Legend ha di base un asso vincente da giocare: cosa c’è di meglio di avere uno dei miglior attori sul mercato come protagonista, se non averlo per due, protagonisti? Tom hardy è davvero bravo, e ci regala due performance ben diverse, fatte di parole biascicate, facce da piacione, occhi di demone e camminata da galeotto.
Reggie è quello affascinante, Ronnie quello malato di mente; Reggie al quarto minuto del film conquista la più bella, Ronnie ha un piccolo entourage di giovani omosessuali. Insieme, sono i fratelli Kray, e negli anni ’60 Londra è sotto il loro impero criminale (storia vera).

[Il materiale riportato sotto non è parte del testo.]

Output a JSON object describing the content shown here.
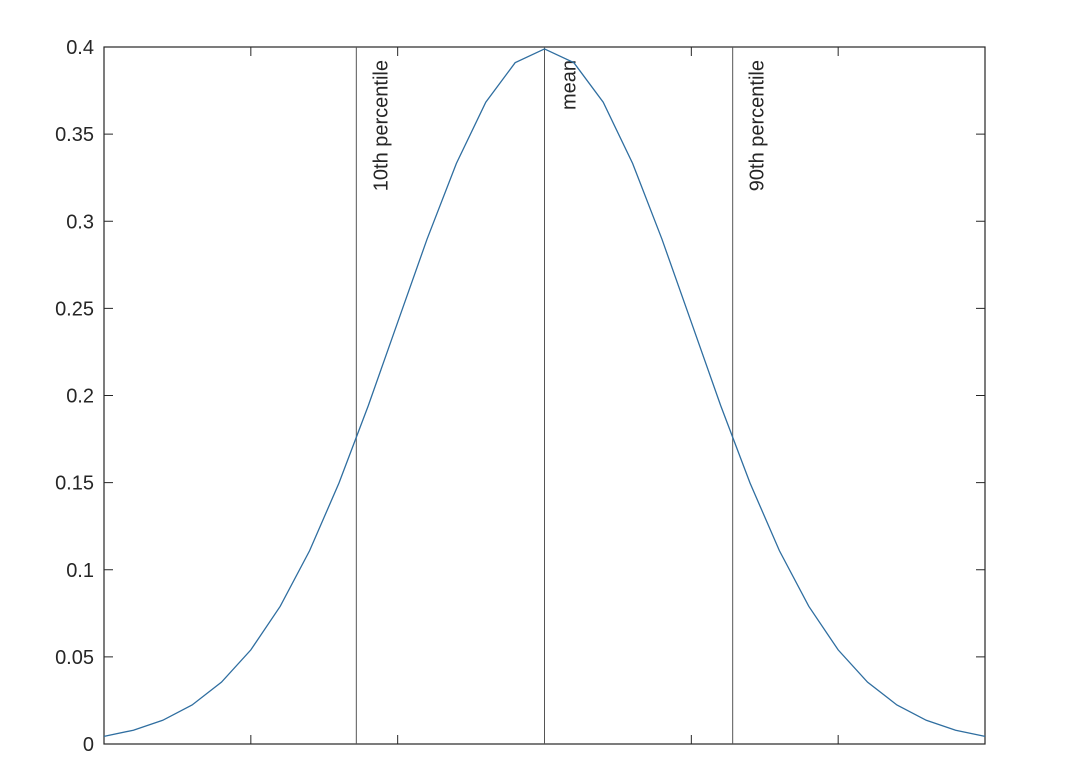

Non è certo il primo film di gangster che vediamo, neanche un anno fa Black Mass riportava in vita un periodo storico passato e ben ricostruito tra costumi e scene, ma soprattutto la vita di un criminale fatto di male puro. In Legend i criminali sono due, per il resto sempre di parabola criminale e di male parliamo; è quindi Hardy a dare valore al film, semplicemente perfetto e libero di dar sfogo alla sua interpretazione fisica.
Il resto lo fa il taglio à la Guy Ritchie, con one-line potenti e risse già cult: i due fratelli sono indimenticabili sia quando pestano gli altri che quando si pestano tra loro, sempre volendosi bene (”niente bottiglie”).
Ma le frasi migliori sono di Ronnie il matto: quando la mafia italo-americana parla di escort e lui, serissimo ‘io preferisco gli uomini. Italiani, ma anche Greci. Non ho pregiudizi’ come fai a non volergli bene?
Non c’è granchè da dire sul resto del cast, compresa la mogliettina fragile e schiacciata dal suo bel Reggie; il film a momenti la rende protagonista, in altri la tiene come sfondo adimensionale.
E questo è forse il più grande difetto del film, una storia indecisa su che direzione prendere, che porta a una certa repititività e a un minutaggio eccessivo.